### Pytorch --> ONNX

As it was mentioned before, to deploy our model with OpenVINO, we may need to convert our model to onnx first. So the following steps are the same with "onnx_deploy.ipynb" tutorial

In [1]:
import torch
from networkFT import Net

""" Loading the trained model"""
model = Net(3) 
model.load_state_dict(torch.load('./outputs_FT/model.pt'))

""" create an example input having same shape with the expected input for the trained model"""

x = torch.randn((1, 3, 240, 240))

""" convert it to onnx"""
torch.onnx.export(model,       # model to convert
                  x,         # model input
                  "onnx/model.onnx",  # output model name
                  export_params=True, # store the trained weights
                  opset_version=11,   # the ONNX version
                  do_constant_folding=True, # remove randomness, make inference faster
                  input_names= ['input'], # set model input names    
                  output_names=['output'], # set model output names
)

### ONNX --> OpenVINO

Using the following terminal command, we will convert our onnx model to OpenVINO. We can determine the datatype with --data_type parameter. Note that we trained our model with float32 type, which means every single weight we have in our model is float32. For now, we will use the same data type but note that quantization, which means decreasing the data type of your model, may give you a smaller model size with a not significant accuracy loss. ımagine you dont store your parameters in float32 range -4 byte- but in uint8 range -1 byte-, your parameter amount would be the same with a smaller model size. Since you round your weights and cut the decimal numbers, you may have little accuracy loss though.  

In [2]:
!mo --input_model "onnx/model.onnx" --input_shape "[1, 3, 240, 240]" --data_type FP32 --output_dir "openvino/"

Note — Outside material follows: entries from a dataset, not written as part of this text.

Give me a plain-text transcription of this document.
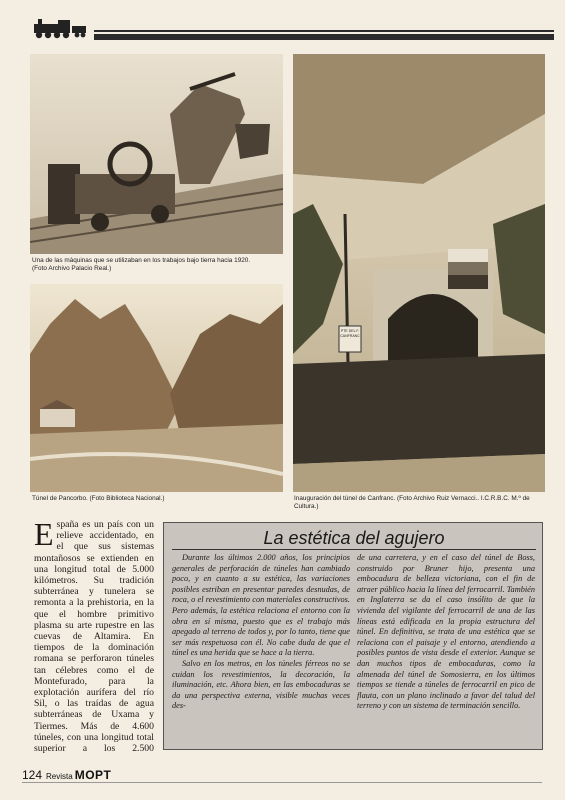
Una de las máquinas que se utilizaban en los trabajos bajo tierra hacia 1920.
(Foto Archivo Palacio Real.)
Túnel de Pancorbo. (Foto Biblioteca Nacional.)
PTE DEL F. CANFRANC
Inauguración del túnel de Canfranc. (Foto Archivo Ruiz Vernacci.. I.C.R.B.C. M.º de Cultura.)
España es un país con un relieve accidentado, en el que sus sistemas montañosos se extienden en una longitud total de 5.000 kilómetros. Su tradición subterránea y tunelera se remonta a la prehistoria, en la que el hombre primitivo plasma su arte rupestre en las cuevas de Altamira. En tiempos de la dominación romana se perforaron túneles tan célebres como el de Montefurado, para la explotación aurífera del río Sil, o las traídas de agua subterráneas de Uxama y Tiermes. Más de 4.600 túneles, con una longitud total superior a los 2.500
La estética del agujero

Durante los últimos 2.000 años, los principios generales de perforación de túneles han cambiado poco, y en cuanto a su estética, las variaciones posibles estriban en presentar paredes desnudas, de roca, o el revestimiento con materiales constructivos. Pero además, la estética relaciona el entorno con la obra en sí misma, puesto que es el trabajo más apegado al terreno de todos y, por lo tanto, tiene que ser más respetuosa con él. No cabe duda de que el túnel es una herida que se hace a la tierra.

Salvo en los metros, en los túneles férreos no se cuidan los revestimientos, la decoración, la iluminación, etc. Ahora bien, en las embocaduras se da una perspectiva externa, visible muchas veces des-

de una carretera, y en el caso del túnel de Boss, construido por Bruner hijo, presenta una embocadura de belleza victoriana, con el fin de atraer público hacia la línea del ferrocarril. También en Inglaterra se da el caso insólito de que la vivienda del vigilante del ferrocarril de una de las líneas está edificada en la propia estructura del túnel. En definitiva, se trata de una estética que se relaciona con el paisaje y el entorno, atendiendo a posibles puntos de vista desde el exterior. Aunque se dan muchos tipos de embocaduras, como la almenada del túnel de Somosierra, en los últimos tiempos se tiende a túneles de ferrocarril en pico de flauta, con un plano inclinado a favor del talud del terreno y con un sistema de terminación sencillo.

124 Revista MOPT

[ INFO ] The model was converted to IR v11, the latest model format that corresponds to the source DL framework input/output format. While IR v11 is backwards compatible with OpenVINO Inference Engine API v1.0, please use API v2.0 (as of 2022.1) to take advantage of the latest improvements in IR v11.
Find more information about API v2.0 and IR v11 at https://docs.openvino.ai/latest/openvino_2_0_transition_guide.html
[ SUCCESS ] Generated IR version 11 model.
[ SUCCESS ] XML file: /home/yca/educative/docker_image_jp/openvino/model.xml
[ SUCCESS ] BIN file: /home/yca/educative/docker_image_jp/openvino/model.bin


### Inference with OpenVINO

In [3]:
""" prepare input """
import cv2
import numpy as np

img1 = cv2.imread("data_flowers/daisy/100080576_f52e8ee070_n.jpg") 
img1 = cv2.resize(img1, (240,240), interpolation = cv2.INTER_AREA) # (240, 240, 3)
img1 = np.reshape(img1, (1,3,240,240)) #(1, 3, 240, 240)
img1 = img1.astype(np.float32)

In [4]:
from openvino.runtime import Core

# Load the network in OpenVINO Runtime.
ie = Core()
model_ir = ie.read_model(model="openvino/model.xml")
compiled_model_ir = ie.compile_model(model=model_ir, device_name="CPU")

# Get input and output layers.
output_layer_ir = compiled_model_ir.output(0)

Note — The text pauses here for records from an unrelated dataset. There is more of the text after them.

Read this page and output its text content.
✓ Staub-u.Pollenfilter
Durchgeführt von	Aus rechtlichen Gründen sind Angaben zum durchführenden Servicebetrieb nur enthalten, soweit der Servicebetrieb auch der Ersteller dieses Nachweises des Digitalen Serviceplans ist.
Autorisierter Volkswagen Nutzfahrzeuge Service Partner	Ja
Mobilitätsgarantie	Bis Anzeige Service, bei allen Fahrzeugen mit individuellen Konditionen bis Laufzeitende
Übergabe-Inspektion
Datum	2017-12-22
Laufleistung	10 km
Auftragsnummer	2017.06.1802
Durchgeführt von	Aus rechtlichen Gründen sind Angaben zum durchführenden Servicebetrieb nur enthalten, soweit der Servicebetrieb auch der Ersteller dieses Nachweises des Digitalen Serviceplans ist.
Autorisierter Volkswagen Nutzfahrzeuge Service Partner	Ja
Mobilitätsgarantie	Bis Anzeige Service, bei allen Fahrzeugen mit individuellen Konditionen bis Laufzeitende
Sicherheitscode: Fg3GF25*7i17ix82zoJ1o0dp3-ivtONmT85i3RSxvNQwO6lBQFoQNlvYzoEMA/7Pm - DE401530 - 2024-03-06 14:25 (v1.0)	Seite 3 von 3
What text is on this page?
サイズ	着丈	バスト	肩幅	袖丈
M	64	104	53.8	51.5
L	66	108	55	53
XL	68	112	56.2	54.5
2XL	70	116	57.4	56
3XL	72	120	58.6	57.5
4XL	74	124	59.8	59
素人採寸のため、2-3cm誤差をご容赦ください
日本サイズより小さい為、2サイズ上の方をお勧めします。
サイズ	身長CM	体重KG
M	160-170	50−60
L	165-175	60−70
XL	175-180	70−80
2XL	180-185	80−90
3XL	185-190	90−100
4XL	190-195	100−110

# Run inference on the input image.
scores = compiled_model_ir([img1])[output_layer_ir]

""" check the result"""
class_names = ['dandelion', 'rose', 'daisy'] 
print(scores)
scores = list(scores[0])
print(class_names[scores.index(max(scores))]) #

[[0. 0. 1.]]
daisy


### Compare Inference Time

We already checked the inference time for Pytorch and ONNX with onnxruntime for python. There are two additional options with OpenVINO: 

1. ONNX model with OpenVINO runtime for python 
2. OpenVINO model with OpenVINO runtime for python 

Yes, it is also possible to run ONNX models directly in OpenVINO engine. 

In [5]:
""" ONNX in OpenVINO runtime"""
import time

# Load the network to OpenVINO Runtime.
ie = Core()
model_onnx = ie.read_model(model="onnx/model.onnx")
compiled_model_onnx = ie.compile_model(model=model_onnx, device_name="CPU")

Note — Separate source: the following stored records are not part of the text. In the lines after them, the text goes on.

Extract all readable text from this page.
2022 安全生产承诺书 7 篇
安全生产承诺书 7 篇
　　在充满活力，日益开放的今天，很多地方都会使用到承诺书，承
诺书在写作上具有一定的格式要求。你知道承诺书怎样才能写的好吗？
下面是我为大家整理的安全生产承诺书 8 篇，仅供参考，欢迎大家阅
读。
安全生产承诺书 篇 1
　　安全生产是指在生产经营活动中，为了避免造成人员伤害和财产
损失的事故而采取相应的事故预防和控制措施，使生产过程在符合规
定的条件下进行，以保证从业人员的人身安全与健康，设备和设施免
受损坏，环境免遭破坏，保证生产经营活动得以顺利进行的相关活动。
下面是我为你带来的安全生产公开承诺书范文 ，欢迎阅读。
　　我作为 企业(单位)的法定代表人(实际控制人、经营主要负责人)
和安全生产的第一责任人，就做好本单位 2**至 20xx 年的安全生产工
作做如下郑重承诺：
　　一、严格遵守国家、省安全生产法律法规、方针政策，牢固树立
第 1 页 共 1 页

output_layer_onnx = compiled_model_onnx.output(0)

# Run inference on the input image.

start_inference = time.time()

res_onnx = compiled_model_onnx([img1])[output_layer_onnx]

end_inference = time.time()

print("inference took", end_inference-start_inference, "seconds for 1 image")

inference took 0.0051517486572265625 seconds for 1 image


In [6]:
""" OpenVINO in OpenVINO runtime"""

# Run inference on the input image.

start_inference = time.time()

scores = compiled_model_ir([img1])[output_layer_ir]

end_inference = time.time()

print("inference took", end_inference-start_inference, "seconds for 1 image")

inference took 0.0058476924896240234 seconds for 1 image


It seems that ONNX in onnxruntime overperforms these results while any converted model gives a faster inference than inference with PyTorch!